4. Bryant to back Kanaan's entry: Bryant Heating & Cooling Systems, the longest non-automotive sponsor of the Indianapolis 500, announced it would sponsor the Andretti Green Racing entry of Tony Kanaan during the 2007 IndyCar Series season.
"We are excited and proud to sponsor Tony Kanaan. He's proven to be a true competitor, and he's backed by one of the strongest teams in the IndyCar Series," said Kevin Dudash, Bryant brand manager. "It's a great opportunity to give visibility to the Bryant brand with a driver and team who truly demonstrate the 'Whatever It Takes' attitude of Bryant dealers across the country."

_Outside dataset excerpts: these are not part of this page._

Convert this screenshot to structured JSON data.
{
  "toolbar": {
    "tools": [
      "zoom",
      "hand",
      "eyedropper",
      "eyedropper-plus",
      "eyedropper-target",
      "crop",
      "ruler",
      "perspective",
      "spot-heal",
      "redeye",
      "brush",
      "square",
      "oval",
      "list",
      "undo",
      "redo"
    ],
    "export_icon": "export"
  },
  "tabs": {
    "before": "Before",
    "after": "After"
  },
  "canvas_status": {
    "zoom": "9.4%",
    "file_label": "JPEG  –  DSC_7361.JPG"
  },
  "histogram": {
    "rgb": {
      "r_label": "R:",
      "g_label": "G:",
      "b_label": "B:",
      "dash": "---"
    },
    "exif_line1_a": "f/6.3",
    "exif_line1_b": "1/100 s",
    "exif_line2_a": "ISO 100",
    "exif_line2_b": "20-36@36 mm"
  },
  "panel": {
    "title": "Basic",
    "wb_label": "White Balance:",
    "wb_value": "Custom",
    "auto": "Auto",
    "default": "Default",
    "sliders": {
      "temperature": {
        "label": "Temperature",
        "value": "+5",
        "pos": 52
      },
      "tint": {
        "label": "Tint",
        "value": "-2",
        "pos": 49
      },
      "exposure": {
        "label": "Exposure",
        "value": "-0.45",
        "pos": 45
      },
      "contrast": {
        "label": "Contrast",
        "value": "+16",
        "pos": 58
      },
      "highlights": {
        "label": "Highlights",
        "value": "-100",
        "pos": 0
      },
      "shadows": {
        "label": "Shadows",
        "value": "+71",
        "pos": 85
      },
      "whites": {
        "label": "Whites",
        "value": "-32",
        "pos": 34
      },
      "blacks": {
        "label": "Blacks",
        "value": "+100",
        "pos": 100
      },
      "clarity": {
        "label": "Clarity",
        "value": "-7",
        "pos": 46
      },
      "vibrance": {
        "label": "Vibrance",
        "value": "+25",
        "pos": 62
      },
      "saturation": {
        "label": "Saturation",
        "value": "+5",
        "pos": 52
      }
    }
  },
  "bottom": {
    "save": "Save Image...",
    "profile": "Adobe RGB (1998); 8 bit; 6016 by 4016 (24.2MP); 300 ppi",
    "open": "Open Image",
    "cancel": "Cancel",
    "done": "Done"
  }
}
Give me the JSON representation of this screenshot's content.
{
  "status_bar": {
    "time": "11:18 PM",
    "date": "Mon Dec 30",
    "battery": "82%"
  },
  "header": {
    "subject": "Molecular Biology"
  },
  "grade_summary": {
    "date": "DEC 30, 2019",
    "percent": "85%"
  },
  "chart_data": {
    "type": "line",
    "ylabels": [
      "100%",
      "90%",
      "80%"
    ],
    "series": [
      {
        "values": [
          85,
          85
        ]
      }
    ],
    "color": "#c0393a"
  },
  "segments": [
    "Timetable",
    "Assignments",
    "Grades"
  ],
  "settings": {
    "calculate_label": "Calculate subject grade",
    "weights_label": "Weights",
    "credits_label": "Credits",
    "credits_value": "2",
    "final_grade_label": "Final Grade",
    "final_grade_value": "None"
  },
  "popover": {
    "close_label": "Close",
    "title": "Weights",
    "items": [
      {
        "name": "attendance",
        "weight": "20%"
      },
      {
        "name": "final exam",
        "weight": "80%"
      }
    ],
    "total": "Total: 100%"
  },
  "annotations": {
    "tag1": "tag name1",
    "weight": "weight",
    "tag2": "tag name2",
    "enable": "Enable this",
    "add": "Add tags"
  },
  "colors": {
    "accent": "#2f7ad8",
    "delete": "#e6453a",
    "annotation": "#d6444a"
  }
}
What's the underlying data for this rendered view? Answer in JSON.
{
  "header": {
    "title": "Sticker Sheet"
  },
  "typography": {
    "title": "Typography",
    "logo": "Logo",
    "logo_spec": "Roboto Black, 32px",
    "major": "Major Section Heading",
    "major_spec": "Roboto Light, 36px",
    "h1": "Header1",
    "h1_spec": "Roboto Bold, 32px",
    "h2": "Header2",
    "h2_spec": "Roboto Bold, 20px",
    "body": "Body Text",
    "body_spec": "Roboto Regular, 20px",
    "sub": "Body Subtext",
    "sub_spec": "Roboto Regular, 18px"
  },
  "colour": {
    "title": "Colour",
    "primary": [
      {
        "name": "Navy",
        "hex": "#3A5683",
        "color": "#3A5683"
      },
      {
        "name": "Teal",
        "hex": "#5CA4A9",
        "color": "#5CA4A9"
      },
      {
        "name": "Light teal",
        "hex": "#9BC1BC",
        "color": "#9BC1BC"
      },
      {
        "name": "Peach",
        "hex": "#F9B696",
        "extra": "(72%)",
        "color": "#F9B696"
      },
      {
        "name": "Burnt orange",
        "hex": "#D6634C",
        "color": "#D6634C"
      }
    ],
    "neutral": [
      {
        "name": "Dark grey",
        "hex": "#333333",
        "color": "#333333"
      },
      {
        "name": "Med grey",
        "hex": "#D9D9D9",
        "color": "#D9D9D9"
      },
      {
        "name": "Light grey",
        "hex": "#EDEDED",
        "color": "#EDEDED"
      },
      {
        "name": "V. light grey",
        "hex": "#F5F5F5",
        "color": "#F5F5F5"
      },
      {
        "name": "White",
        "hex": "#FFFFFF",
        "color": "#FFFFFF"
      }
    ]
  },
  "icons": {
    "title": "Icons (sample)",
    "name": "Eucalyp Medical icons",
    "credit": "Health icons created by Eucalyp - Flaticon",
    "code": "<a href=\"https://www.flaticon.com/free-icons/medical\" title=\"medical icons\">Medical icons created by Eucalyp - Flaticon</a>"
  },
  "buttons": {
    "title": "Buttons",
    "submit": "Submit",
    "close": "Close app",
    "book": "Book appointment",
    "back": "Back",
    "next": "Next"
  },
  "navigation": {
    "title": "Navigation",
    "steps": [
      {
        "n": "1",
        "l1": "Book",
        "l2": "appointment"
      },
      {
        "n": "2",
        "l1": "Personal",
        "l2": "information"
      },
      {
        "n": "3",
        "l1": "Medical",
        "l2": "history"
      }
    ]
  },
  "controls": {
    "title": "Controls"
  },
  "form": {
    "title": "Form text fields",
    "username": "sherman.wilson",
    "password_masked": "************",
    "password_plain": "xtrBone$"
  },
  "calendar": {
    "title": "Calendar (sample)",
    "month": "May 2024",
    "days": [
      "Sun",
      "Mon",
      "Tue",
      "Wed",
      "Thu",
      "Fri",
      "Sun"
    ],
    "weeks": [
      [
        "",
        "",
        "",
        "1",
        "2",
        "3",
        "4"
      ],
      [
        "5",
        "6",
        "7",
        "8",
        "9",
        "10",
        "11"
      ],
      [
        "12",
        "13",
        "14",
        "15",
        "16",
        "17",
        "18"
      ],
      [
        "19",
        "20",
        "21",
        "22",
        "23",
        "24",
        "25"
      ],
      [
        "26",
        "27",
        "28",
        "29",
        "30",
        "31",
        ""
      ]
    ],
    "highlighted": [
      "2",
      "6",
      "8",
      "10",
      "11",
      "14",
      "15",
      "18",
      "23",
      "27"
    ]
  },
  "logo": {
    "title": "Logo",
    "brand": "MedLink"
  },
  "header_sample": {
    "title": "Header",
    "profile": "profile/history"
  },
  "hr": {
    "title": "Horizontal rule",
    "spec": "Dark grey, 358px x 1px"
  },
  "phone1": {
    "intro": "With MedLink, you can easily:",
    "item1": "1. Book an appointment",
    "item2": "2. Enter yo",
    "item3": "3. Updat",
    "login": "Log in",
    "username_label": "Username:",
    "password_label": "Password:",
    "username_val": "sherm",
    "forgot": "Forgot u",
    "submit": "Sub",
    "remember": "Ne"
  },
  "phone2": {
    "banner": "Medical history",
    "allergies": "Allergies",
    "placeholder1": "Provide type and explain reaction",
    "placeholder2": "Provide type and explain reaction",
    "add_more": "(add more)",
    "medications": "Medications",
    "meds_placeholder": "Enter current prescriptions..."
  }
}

Bryant's sponsorship at the Indianapolis 500 dates to 1958, when Indianapolis-based Bryant dealer, Eddie Johnson, became the company's first Indy 500 qualifier.
Since then, Bryant has been a staple at the race for the checkered flag at the Brickyard and its logo has been featured on 50 cars.
"I'm very excited about our new partnership with Bryant," said Kanaan. "Bryant has a great IndyCar racing heritage, and we will certainly do 'Whatever It Takes' to make a run at another championship and an Indy 500 win in 2007."
5. Of note: Sam Hornish Jr. will receive his trophy and a Maurice Lacroix wristwatch for winning the third-quarter Driver of the Year balloting on Saturday at Atlanta Motor Speedway-- IndyCar Series driver Dario Franchitti is the prohibitive favorite to walk away with one of the awards at the second Scottish Style Awards in Glasgow. At least his wife, actress Ashley Judd, thinks so. Competition in the category includes footballer Steven Pressley, captain of Heart of Midlothian in the Scottish Premier League, and actor David Tennant-- Danica Patrick is called one of auto racing's "leading ladies" in the pages of the November edition of PINK magazine. The 2005 Bombardier Rookie of the Year is featured along with International Speedway Corp. President Lesa France Kennedy in "Driven: Meet auto racing's top women from both sides of the track." The magazine is currently on newsstands.